9. Sang Naga dan Penyihir Buta
°°°°°°°°°°°°°°°°°°°°°°°°°°°°°°°°°°°°°°°°°°°°°°°
??????bbhhjj
Lovita berjalan dengan hati-hati menyusuri jalan setapak yang baru saja terbentuk. Rumput liar setinggi lutut bergerak berlawanan arahe membentuk jalan selebar satu meter. Pohon-pohon besar berjalan menggunakan akar menjauhi Lovita. Alang-alanh dengan bunga lembut berwarna putih mendekat, membuat Lovita seperti berada di padang rumput yang indah. Kupu-kupu dan capung berterbang mengiringi Lovita.
Selama kurang lebih setengah jam berjalan, aroma kue yang baru selesai di panggang menyeruak. Lovita berhenti berjalan, mengendus aroma nikmat yang sontak membuat perutnya bergemuruh.
Seolah mengerti maksud Lovita, Diwei dan Dawei terbang mencari sumber bau tersebut. Beberapa menit kemudian, Diwei hinggal di lengan Lovita. Sebuah kue nastar yang masih hangat tercengkeram erat di kuku tajam Diwei. Sedetik kemudian, kue bulat tersebut sudah berpindah ke dalam mulut Lovita. Ia mengecap kemudian menguyah kue lembut dengan selai nanas yang manis sebelum menelannya.
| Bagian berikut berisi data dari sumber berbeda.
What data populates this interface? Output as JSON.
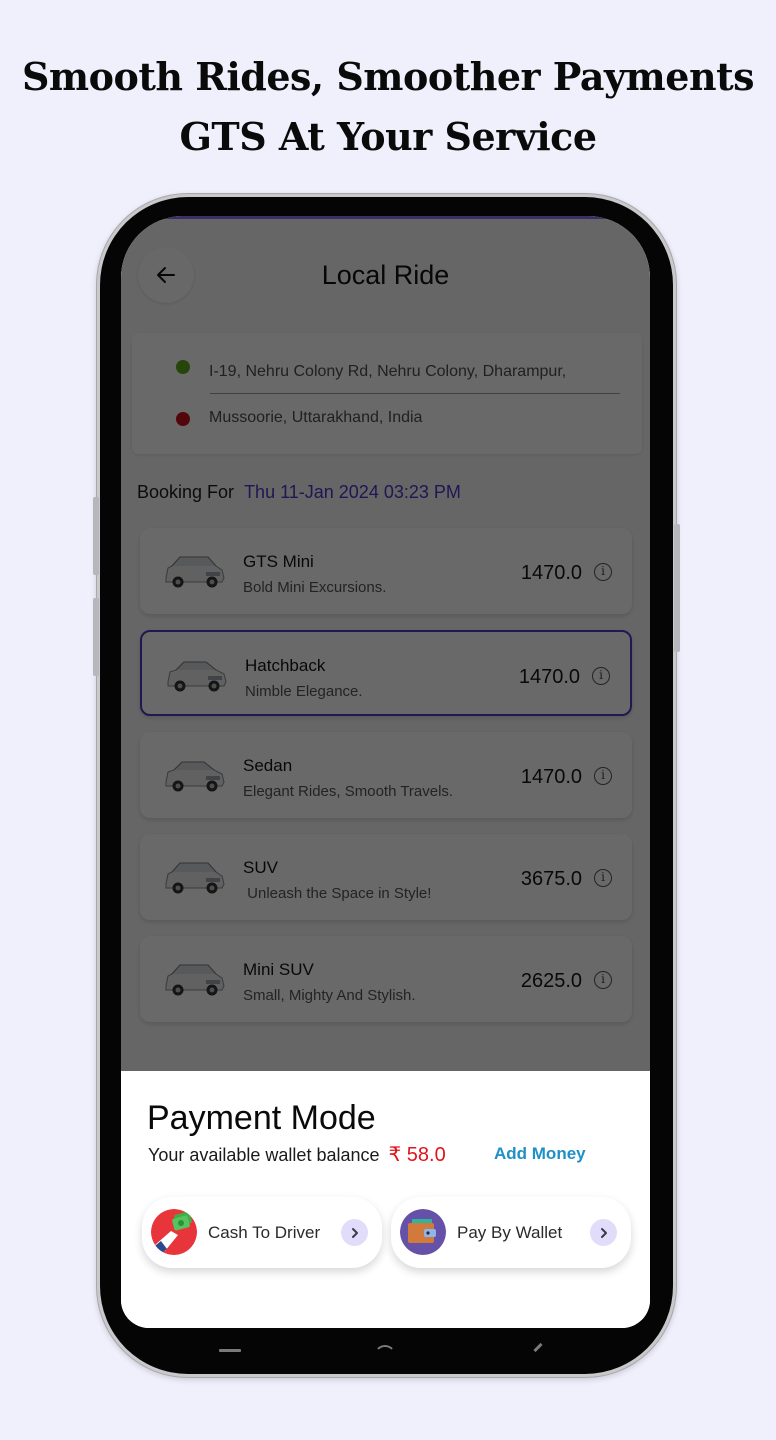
{
  "promo": {
    "headline_line1": "Smooth Rides, Smoother Payments",
    "headline_line2": "GTS At Your Service"
  },
  "app": {
    "title": "Local Ride",
    "back_icon": "arrow-left-icon",
    "pickup": {
      "address": "I-19, Nehru Colony Rd, Nehru Colony, Dharampur,",
      "dot_color": "#5aa51a"
    },
    "drop": {
      "address": "Mussoorie, Uttarakhand, India",
      "dot_color": "#c4121a"
    },
    "booking": {
      "label": "Booking For",
      "datetime": "Thu 11-Jan 2024 03:23 PM"
    },
    "rides": [
      {
        "name": "GTS Mini",
        "description": "Bold Mini Excursions.",
        "price": "1470.0",
        "selected": false,
        "icon": "mpv-car-icon"
      },
      {
        "name": "Hatchback",
        "description": "Nimble Elegance.",
        "price": "1470.0",
        "selected": true,
        "icon": "hatchback-car-icon"
      },
      {
        "name": "Sedan",
        "description": "Elegant Rides, Smooth Travels.",
        "price": "1470.0",
        "selected": false,
        "icon": "sedan-car-icon"
      },
      {
        "name": "SUV",
        "description": " Unleash the Space in Style!",
        "price": "3675.0",
        "selected": false,
        "icon": "suv-car-icon"
      },
      {
        "name": "Mini SUV",
        "description": "Small, Mighty And Stylish.",
        "price": "2625.0",
        "selected": false,
        "icon": "mini-suv-car-icon"
      }
    ],
    "info_glyph": "i"
  },
  "payment": {
    "title": "Payment Mode",
    "wallet_label": "Your available wallet balance",
    "wallet_amount": "₹ 58.0",
    "add_money": "Add Money",
    "options": [
      {
        "label": "Cash To Driver",
        "icon": "cash-hand-icon"
      },
      {
        "label": "Pay By Wallet",
        "icon": "wallet-icon"
      }
    ],
    "chevron_glyph": "›"
  },
  "colors": {
    "background": "#f0effc",
    "accent": "#4a36c8",
    "add_money": "#1e90c7",
    "wallet_amount": "#e0151b",
    "chevron_bg": "#e2dcfb"
  }
}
Mata Lovita berbinar, "Ini enak, hei antar aku ke sana!"
Diwei mengepakkan sayap tiga kali sebagai tanda setuju. Burung Warn tersebut terbang menuju surga kue yang ia temukan. Semakin jauh Lovita mengikuti kedua burung tersebut, semakin kuat pula aroma kue yang tercium. Selain itu, kondisi hutan pun sedikit berbeda. Pohon-pohon tidak lagi bergerak dengan cepat, ilalang menghilang digantikan semak beri yang penuh dengan biskuit yang masih hangat.
Kekaguman Lovita semaik bertambah saat ia menemukan sebuah gapura dari cokelat, keju dan makan manis lainnya. Gapura tersebut seolah menjadi pintu gerbang menuju rumah kue yang berada di depannya.
Lovita berlari menuju air mancur yang berada di halaman rumah kue. Ia menegak air berwarna putih dengan ganas, "Ini susu sapi!"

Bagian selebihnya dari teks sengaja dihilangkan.